Hill drove his cars throughout the most dangerous years of the sport. Calmly and reserved, while he tried to fight off virtuoso's like Clark, Rindt and Stewart. Hill would never be upset by his competitors. He did a grid-walk before every Grand Prix, inspecting the cars of his fellow drivers. Every now and then he would pull a dramatic face when looking at a certain part of the engine or suspension and theatrically walk off to his own car, leaving his competitor in sheer anxiety re-checking every part of the car that Hill just scrutineered.

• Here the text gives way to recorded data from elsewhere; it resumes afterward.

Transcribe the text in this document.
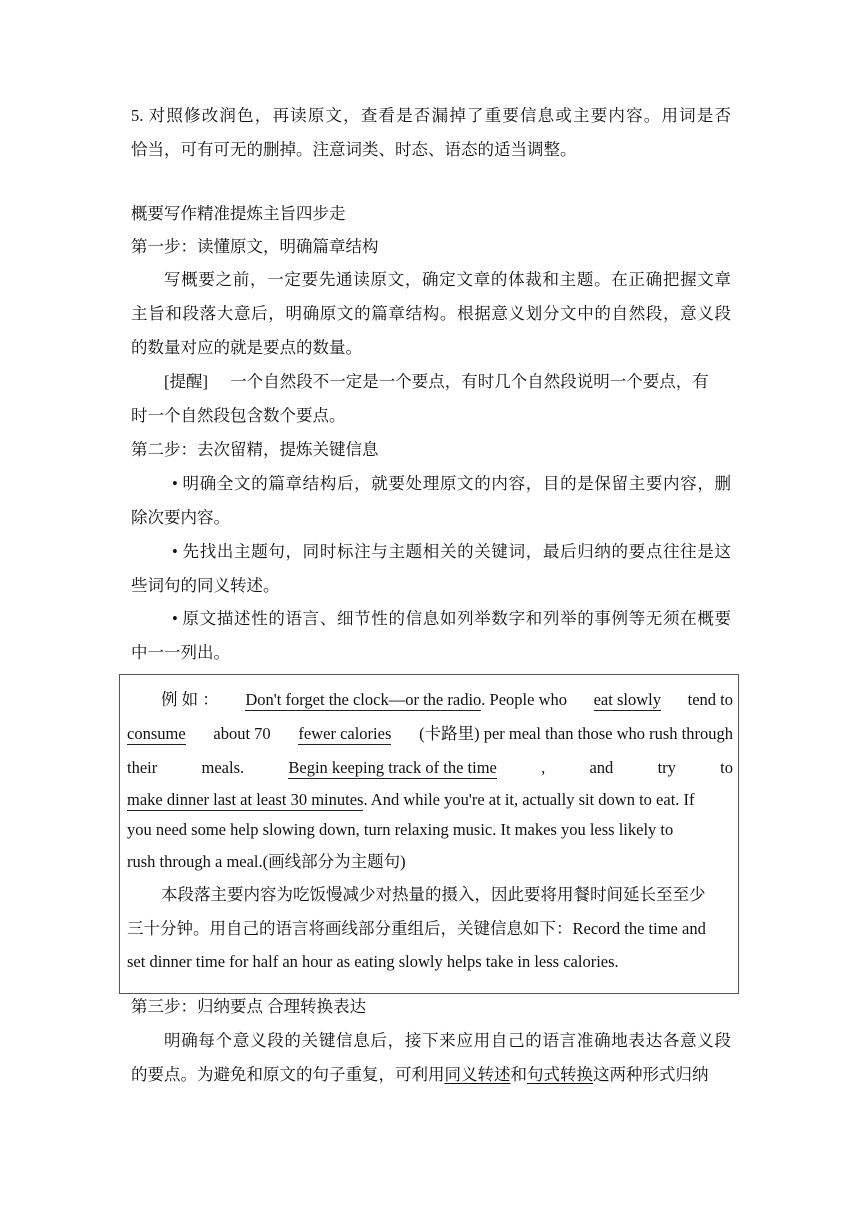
5. 对照修改润色，再读原文，查看是否漏掉了重要信息或主要内容。用词是否
恰当，可有可无的删掉。注意词类、时态、语态的适当调整。
概要写作精准提炼主旨四步走
第一步：读懂原文，明确篇章结构
写概要之前，一定要先通读原文，确定文章的体裁和主题。在正确把握文章
主旨和段落大意后，明确原文的篇章结构。根据意义划分文中的自然段，意义段
的数量对应的就是要点的数量。
[提醒] 一个自然段不一定是一个要点，有时几个自然段说明一个要点，有
时一个自然段包含数个要点。
第二步：去次留精，提炼关键信息
• 明确全文的篇章结构后，就要处理原文的内容，目的是保留主要内容，删
除次要内容。
• 先找出主题句，同时标注与主题相关的关键词，最后归纳的要点往往是这
些词句的同义转述。
• 原文描述性的语言、细节性的信息如列举数字和列举的事例等无须在概要
中一一列出。
例 如 ： Don't forget the clock—or the radio. People who eat slowly tend to
consume about 70 fewer calories (卡路里) per meal than those who rush through
their	meals.	Begin keeping track of the time	,	and	try	to
make dinner last at least 30 minutes. And while you're at it, actually sit down to eat. If
you need some help slowing down, turn relaxing music. It makes you less likely to
rush through a meal.(画线部分为主题句)
本段落主要内容为吃饭慢减少对热量的摄入，因此要将用餐时间延长至至少
三十分钟。用自己的语言将画线部分重组后，关键信息如下：Record the time and
set dinner time for half an hour as eating slowly helps take in less calories.
第三步：归纳要点 合理转换表达
明确每个意义段的关键信息后，接下来应用自己的语言准确地表达各意义段
的要点。为避免和原文的句子重复，可利用同义转述和句式转换这两种形式归纳
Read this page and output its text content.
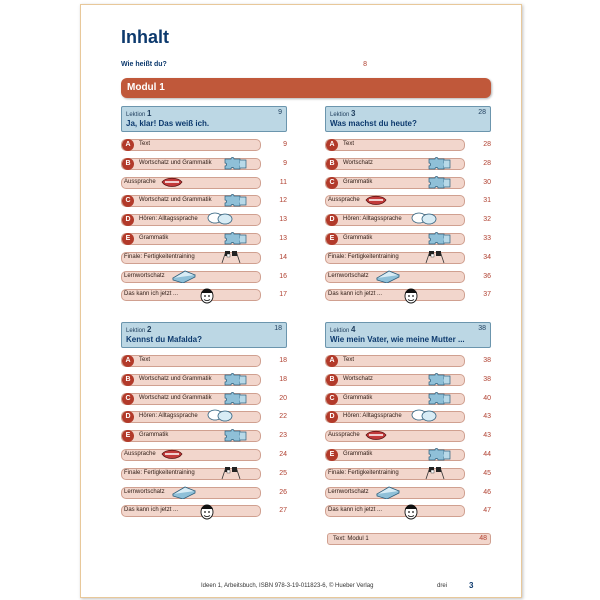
Inhalt
Wie heißt du?	8
Modul 1
Lektion 1	9
Ja, klar! Das weiß ich.
A	Text	9
B	Wortschatz und Grammatik	9
Aussprache	11
C	Wortschatz und Grammatik	12
D	Hören: Alltagssprache	13
E	Grammatik	13
Finale: Fertigkeitentraining	14
Lernwortschatz	16
Das kann ich jetzt ...	17
Lektion 3	28
Was machst du heute?
A	Text	28
B	Wortschatz	28
C	Grammatik	30
Aussprache	31
D	Hören: Alltagssprache	32
E	Grammatik	33
Finale: Fertigkeitentraining	34
Lernwortschatz	36
Das kann ich jetzt ...	37
Lektion 2	18
Kennst du Mafalda?
A	Text	18
B	Wortschatz und Grammatik	18
C	Wortschatz und Grammatik	20
D	Hören: Alltagssprache	22
E	Grammatik	23
Aussprache	24
Finale: Fertigkeitentraining	25
Lernwortschatz	26
Das kann ich jetzt ...	27
Lektion 4	38
Wie mein Vater, wie meine Mutter ...
A	Text	38
B	Wortschatz	38
C	Grammatik	40
D	Hören: Alltagssprache	43
Aussprache	43
E	Grammatik	44
Finale: Fertigkeitentraining	45
Lernwortschatz	46
Das kann ich jetzt ...	47
Text: Modul 1	48
Ideen 1, Arbeitsbuch, ISBN 978-3-19-011823-6, © Hueber Verlag	drei	3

Hill's nickname was Mister Monaco. Five times did he manage to win the race. It was his pièce de résistance, the podium upon which he could show the world he lived in perfect harmony with the speed of his car and the parts that kept it going (which, with a Lotus, was never a guarantee). The inner mechanic in him always made sure his material was in top condition, often at times clashing with his mechanics. Hill drove 179 Grands Prix, over a period of 18 (!) seasons. He overcame the bloodiest period in the sport, he was meant to be a hundred. Sadly, on this day in 1975 he was killed when trying to land his plane through thick fog. He was 46 years old.